George Soros

George Soros


Hay personajes que parecen salidos de una novela: millonarios enigmáticos, filósofos de los mercados, benefactores sospechosos. George Soros encarna a todos ellos. En él conviven el especulador que ganó mil millones en un solo golpe financiero y el pensador que denuncia las fallas del sistema que lo hizo rico.

A sus más de noventa años, Soros sigue siendo un símbolo de contradicciones: el magnate que desconfía del capitalismo, el judío húngaro perseguido que se convirtió en uno de los hombres más poderosos del planeta.

Nació en 1930, en una Budapest ensombrecida por el antisemitismo y la Segunda Guerra Mundial. Se llamaba György Schwartz, hijo de una familia que debió esconder su identidad para sobrevivir a la ocupación nazi. Aquella experiencia marcó su visión del mundo: entendió, desde muy joven, que las estructuras que parecen eternas pueden desmoronarse en un día.

George Soros y su emigración

Cambió de apellido, escapó del terror y, tras la guerra, emigró a Inglaterra. En Londres, mientras servía mesas y trabajaba en los ferrocarriles, estudiaba economía en la London School of Economics, bajo la influencia del filósofo Karl Popper, quien le transmitió la idea de una “sociedad abierta”, capaz de cuestionarse a sí misma y de resistir al autoritarismo.

Ese concepto sería su brújula moral y el nombre de su futura obra filantrópica: Open Society Foundations. Pero antes, Soros se haría un lugar en el corazón del capitalismo que tanto criticaba. En 1956 cruzó el Atlántico y llegó a Nueva York. Su mente analítica y su instinto para detectar desequilibrios en los mercados le permitieron ascender rápidamente. En 1970 fundó su propio fondo, Soros Fund Management, y, poco después, el legendario Quantum Fund. En los pasillos de Wall Street empezó a forjarse el mito de un hombre que parecía leer los movimientos del dinero antes que muchos.

Los mil millones de dólares que ganó

Su consagración llegó en 1992, el año en que “quebró el Banco de Inglaterra”. Apostó contra la libra esterlina cuando pocos creían que caería. Su intuición —o su frialdad matemática— resultó certera: la libra se desplomó y Soros ganó mil millones de dólares en un mes. La prensa británica lo bautizó como El hombre que quebró el Banco de Inglaterra. El público lo miró con una mezcla de fascinación y desconfianza: héroe para unos, villano para otros. Desde entonces, su nombre quedaría ligado al poder invisible de las finanzas globales.

Pero Soros no se conformó con amasar fortuna. En los años noventa, decidió usar su riqueza para promover lo que consideraba su misión política: reformar el capitalismo. Creó la red Open Society Foundations, destinada a fortalecer democracias, defender derechos humanos y apoyar a quienes viven bajo regímenes autoritarios.

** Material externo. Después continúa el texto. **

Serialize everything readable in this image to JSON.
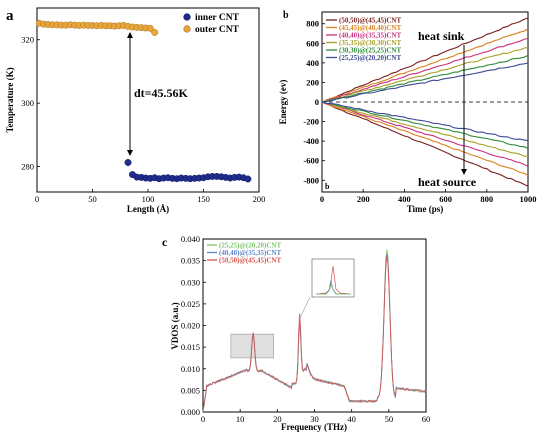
{
  "chart_data": [
    {
      "panel": "a",
      "type": "scatter",
      "xlabel": "Length (Å)",
      "ylabel": "Temperature (K)",
      "xlim": [
        0,
        200
      ],
      "ylim": [
        272,
        330
      ],
      "xticks": [
        0,
        50,
        100,
        150,
        200
      ],
      "yticks": [
        280,
        300,
        320
      ],
      "legend_position": "top-right",
      "annotation": "dt=45.56K",
      "series": [
        {
          "name": "outer CNT",
          "color": "#e8a53a",
          "x": [
            2,
            6,
            10,
            14,
            18,
            22,
            26,
            30,
            34,
            38,
            42,
            46,
            50,
            54,
            58,
            62,
            66,
            70,
            74,
            78,
            82,
            86,
            90,
            94,
            98,
            102,
            106
          ],
          "y": [
            325.2,
            324.9,
            324.8,
            324.7,
            324.7,
            324.6,
            324.6,
            324.7,
            324.6,
            324.5,
            324.6,
            324.5,
            324.5,
            324.4,
            324.5,
            324.4,
            324.4,
            324.3,
            324.4,
            324.5,
            324.2,
            324.0,
            323.9,
            323.8,
            323.7,
            323.6,
            322.3
          ]
        },
        {
          "name": "inner CNT",
          "color": "#1f2c8c",
          "x": [
            82,
            86,
            90,
            94,
            98,
            102,
            106,
            110,
            114,
            118,
            122,
            126,
            130,
            134,
            138,
            142,
            146,
            150,
            154,
            158,
            162,
            166,
            170,
            174,
            178,
            182,
            186,
            190
          ],
          "y": [
            281.3,
            277.5,
            276.7,
            276.6,
            276.4,
            276.3,
            276.5,
            276.2,
            276.4,
            276.5,
            276.3,
            276.2,
            276.4,
            276.3,
            276.2,
            276.3,
            276.4,
            276.5,
            276.8,
            276.9,
            276.9,
            276.8,
            276.6,
            276.4,
            276.6,
            276.7,
            276.5,
            276.1
          ]
        }
      ]
    },
    {
      "panel": "b",
      "type": "line",
      "xlabel": "Time (ps)",
      "ylabel": "Energy (ev)",
      "xlim": [
        0,
        1000
      ],
      "ylim": [
        -920,
        920
      ],
      "xticks": [
        0,
        200,
        400,
        600,
        800,
        1000
      ],
      "yticks": [
        -800,
        -600,
        -400,
        -200,
        0,
        200,
        400,
        600,
        800
      ],
      "legend_position": "top-left",
      "annotations": [
        "heat sink",
        "heat source"
      ],
      "corner_label": "b",
      "series": [
        {
          "name": "(50,50)@(45,45)CNT",
          "color": "#7a1f1f",
          "end_value": 860
        },
        {
          "name": "(45,45)@(40,40)CNT",
          "color": "#d9821e",
          "end_value": 745
        },
        {
          "name": "(40,40)@(35,35)CNT",
          "color": "#c9307e",
          "end_value": 650
        },
        {
          "name": "(35,35)@(30,30)CNT",
          "color": "#a8a024",
          "end_value": 560
        },
        {
          "name": "(30,30)@(25,25)CNT",
          "color": "#2e8b3a",
          "end_value": 470
        },
        {
          "name": "(25,25)@(20,20)CNT",
          "color": "#3d4b96",
          "end_value": 400
        }
      ]
    },
    {
      "panel": "c",
      "type": "line",
      "xlabel": "Frequency (THz)",
      "ylabel": "VDOS (a.u.)",
      "xlim": [
        0,
        60
      ],
      "ylim": [
        0,
        0.04
      ],
      "xticks": [
        0,
        10,
        20,
        30,
        40,
        50,
        60
      ],
      "yticks": [
        0,
        0.005,
        0.01,
        0.015,
        0.02,
        0.025,
        0.03,
        0.035,
        0.04
      ],
      "ytick_labels": [
        "0.000",
        "0.005",
        "0.010",
        "0.015",
        "0.020",
        "0.025",
        "0.030",
        "0.035",
        "0.040"
      ],
      "legend_position": "top-left",
      "highlight_box_x": [
        7.5,
        19
      ],
      "highlight_box_y": [
        0.0125,
        0.018
      ],
      "series": [
        {
          "name": "(25,25)@(20,20)CNT",
          "color": "#7cc36b"
        },
        {
          "name": "(40,40)@(35,35)CNT",
          "color": "#5b86c9"
        },
        {
          "name": "(50,50)@(45,45)CNT",
          "color": "#d9534f"
        }
      ],
      "peaks": [
        {
          "x": 13.5,
          "y": 0.0182
        },
        {
          "x": 26.0,
          "y": 0.0205
        },
        {
          "x": 49.5,
          "y": 0.0372
        }
      ]
    }
  ]
}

Las donaciones y los cuestionamientos

Sus donaciones fluyeron hacia universidades, medios de comunicación, programas de salud y justicia. En Europa impulsó la creación de la Universidad Centroeuropea, con la idea de formar líderes capaces de pensar críticamente. En África financió campañas contra el VIH; en América Latina apoyó proyectos periodísticos y de transparencia. En Estados Unidos se convirtió en uno de los mayores donantes del Partido Demócrata, defendiendo políticas de inclusión y reforma carcelaria.

Su influencia, sin embargo, despertó recelos. Para algunos gobiernos, Soros es el símbolo de la injerencia extranjera disfrazada de filantropía. En su país natal, el primer ministro húngaro Viktor Orbán lo convirtió en enemigo público, acusándolo de promover la inmigración y debilitar la identidad nacional. En las redes y en los márgenes de la política, su figura se transformó en el epicentro de innumerables teorías conspirativas: que financia revoluciones, que manipula elecciones, que controla la economía mundial.

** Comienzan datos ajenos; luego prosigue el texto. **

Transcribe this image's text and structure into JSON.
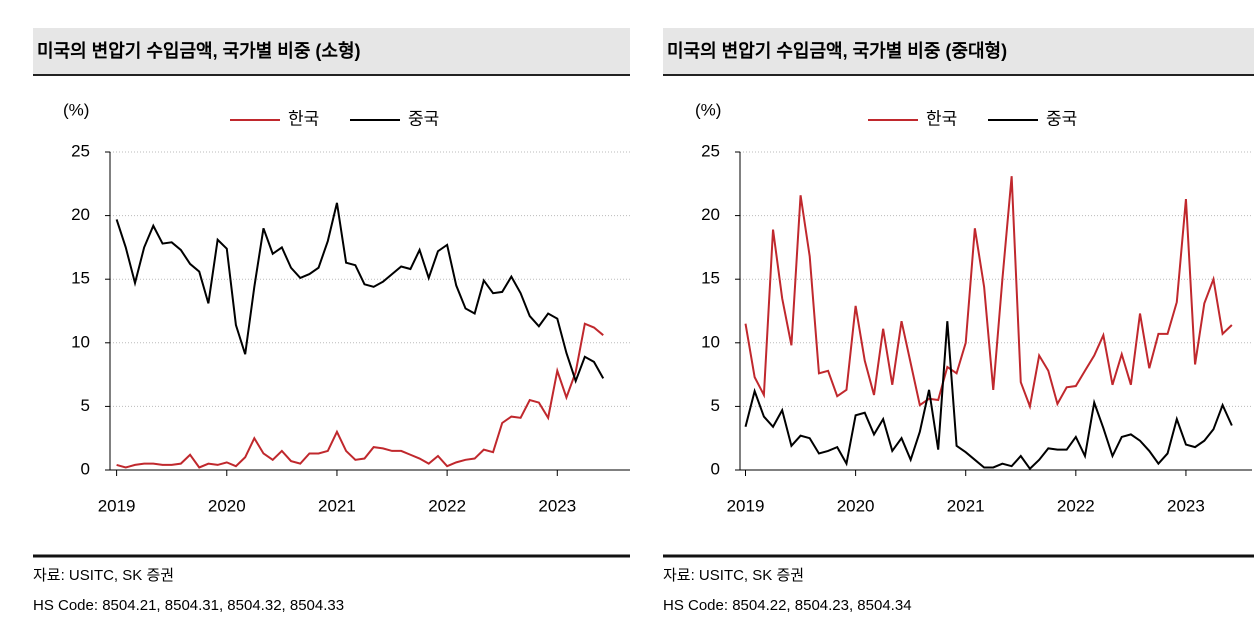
{
  "chart_data": [
    {
      "type": "line",
      "title": "미국의 변압기 수입금액, 국가별 비중 (소형)",
      "y_label": "(%)",
      "source": "자료: USITC, SK 증권",
      "note": "HS Code: 8504.21, 8504.31, 8504.32, 8504.33",
      "x": [
        2019,
        2019.083,
        2019.167,
        2019.25,
        2019.333,
        2019.417,
        2019.5,
        2019.583,
        2019.667,
        2019.75,
        2019.833,
        2019.917,
        2020,
        2020.083,
        2020.167,
        2020.25,
        2020.333,
        2020.417,
        2020.5,
        2020.583,
        2020.667,
        2020.75,
        2020.833,
        2020.917,
        2021,
        2021.083,
        2021.167,
        2021.25,
        2021.333,
        2021.417,
        2021.5,
        2021.583,
        2021.667,
        2021.75,
        2021.833,
        2021.917,
        2022,
        2022.083,
        2022.167,
        2022.25,
        2022.333,
        2022.417,
        2022.5,
        2022.583,
        2022.667,
        2022.75,
        2022.833,
        2022.917,
        2023,
        2023.083,
        2023.167,
        2023.25,
        2023.333,
        2023.417
      ],
      "series": [
        {
          "name": "한국",
          "color": "#c0282d",
          "values": [
            0.4,
            0.2,
            0.4,
            0.5,
            0.5,
            0.4,
            0.4,
            0.5,
            1.2,
            0.2,
            0.5,
            0.4,
            0.6,
            0.3,
            1.0,
            2.5,
            1.3,
            0.8,
            1.5,
            0.7,
            0.5,
            1.3,
            1.3,
            1.5,
            3.0,
            1.5,
            0.8,
            0.9,
            1.8,
            1.7,
            1.5,
            1.5,
            1.2,
            0.9,
            0.5,
            1.1,
            0.3,
            0.6,
            0.8,
            0.9,
            1.6,
            1.4,
            3.7,
            4.2,
            4.1,
            5.5,
            5.3,
            4.1,
            7.8,
            5.7,
            7.7,
            11.5,
            11.2,
            10.6
          ]
        },
        {
          "name": "중국",
          "color": "#000000",
          "values": [
            19.7,
            17.5,
            14.7,
            17.5,
            19.2,
            17.8,
            17.9,
            17.3,
            16.2,
            15.6,
            13.1,
            18.1,
            17.4,
            11.4,
            9.1,
            14.4,
            19.0,
            17.0,
            17.5,
            15.9,
            15.1,
            15.4,
            15.9,
            18.0,
            21.0,
            16.3,
            16.1,
            14.6,
            14.4,
            14.8,
            15.4,
            16.0,
            15.8,
            17.3,
            15.1,
            17.2,
            17.7,
            14.5,
            12.7,
            12.3,
            14.9,
            13.9,
            14.0,
            15.2,
            13.9,
            12.1,
            11.3,
            12.3,
            11.9,
            9.2,
            7.0,
            8.9,
            8.5,
            7.2
          ]
        }
      ],
      "xlim": [
        2018.94,
        2023.66
      ],
      "xticks": [
        2019,
        2020,
        2021,
        2022,
        2023
      ],
      "ylim": [
        0,
        25
      ],
      "yticks": [
        0,
        5,
        10,
        15,
        20,
        25
      ],
      "grid": true
    },
    {
      "type": "line",
      "title": "미국의 변압기 수입금액, 국가별 비중 (중대형)",
      "y_label": "(%)",
      "source": "자료: USITC, SK 증권",
      "note": "HS Code: 8504.22, 8504.23, 8504.34",
      "x": [
        2019,
        2019.083,
        2019.167,
        2019.25,
        2019.333,
        2019.417,
        2019.5,
        2019.583,
        2019.667,
        2019.75,
        2019.833,
        2019.917,
        2020,
        2020.083,
        2020.167,
        2020.25,
        2020.333,
        2020.417,
        2020.5,
        2020.583,
        2020.667,
        2020.75,
        2020.833,
        2020.917,
        2021,
        2021.083,
        2021.167,
        2021.25,
        2021.333,
        2021.417,
        2021.5,
        2021.583,
        2021.667,
        2021.75,
        2021.833,
        2021.917,
        2022,
        2022.083,
        2022.167,
        2022.25,
        2022.333,
        2022.417,
        2022.5,
        2022.583,
        2022.667,
        2022.75,
        2022.833,
        2022.917,
        2023,
        2023.083,
        2023.167,
        2023.25,
        2023.333,
        2023.417
      ],
      "series": [
        {
          "name": "한국",
          "color": "#c0282d",
          "values": [
            11.5,
            7.3,
            5.9,
            18.9,
            13.5,
            9.8,
            21.6,
            16.8,
            7.6,
            7.8,
            5.8,
            6.3,
            12.9,
            8.6,
            5.9,
            11.1,
            6.7,
            11.7,
            8.4,
            5.1,
            5.6,
            5.5,
            8.1,
            7.6,
            10.0,
            19.0,
            14.4,
            6.3,
            15.0,
            23.1,
            6.9,
            5.0,
            9.0,
            7.8,
            5.2,
            6.5,
            6.6,
            7.8,
            9.0,
            10.6,
            6.7,
            9.1,
            6.7,
            12.3,
            8.0,
            10.7,
            10.7,
            13.2,
            21.3,
            8.3,
            13.1,
            15.0,
            10.7,
            11.4
          ]
        },
        {
          "name": "중국",
          "color": "#000000",
          "values": [
            3.4,
            6.2,
            4.2,
            3.4,
            4.7,
            1.9,
            2.7,
            2.5,
            1.3,
            1.5,
            1.8,
            0.5,
            4.3,
            4.5,
            2.8,
            4.0,
            1.5,
            2.5,
            0.8,
            3.0,
            6.3,
            1.6,
            11.7,
            1.9,
            1.4,
            0.8,
            0.2,
            0.2,
            0.5,
            0.3,
            1.1,
            0.1,
            0.8,
            1.7,
            1.6,
            1.6,
            2.6,
            1.1,
            5.3,
            3.3,
            1.1,
            2.6,
            2.8,
            2.3,
            1.5,
            0.5,
            1.3,
            4.0,
            2.0,
            1.8,
            2.3,
            3.2,
            5.1,
            3.5
          ]
        }
      ],
      "xlim": [
        2018.95,
        2023.6
      ],
      "xticks": [
        2019,
        2020,
        2021,
        2022,
        2023
      ],
      "ylim": [
        0,
        25
      ],
      "yticks": [
        0,
        5,
        10,
        15,
        20,
        25
      ],
      "grid": true
    }
  ]
}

George Soros, por su parte, parece haber aceptado ese destino de personaje incómodo. “No me interesa ser popular”, ha dicho. Su poder real, afirma, no está en el dinero sino en las ideas. A su manera, ha sido un disidente dentro del propio sistema que lo coronó.

Denuncia la “irracionalidad” de los mercados y la codicia de los inversores, aunque él mismo los haya dominado con maestría. Tal vez su vida sea un experimento moral: demostrar que incluso dentro del capitalismo más salvaje se puede intentar abrir grietas por donde entre un poco de razón.

En 2023, con más de noventa años, cedió las riendas de su imperio de más de 7 mil millones de dólares a su hijo Alexander. Su legado, sin embargo, sigue siendo un espejo incómodo de nuestra época: un mundo que venera la riqueza y teme al pensamiento crítico.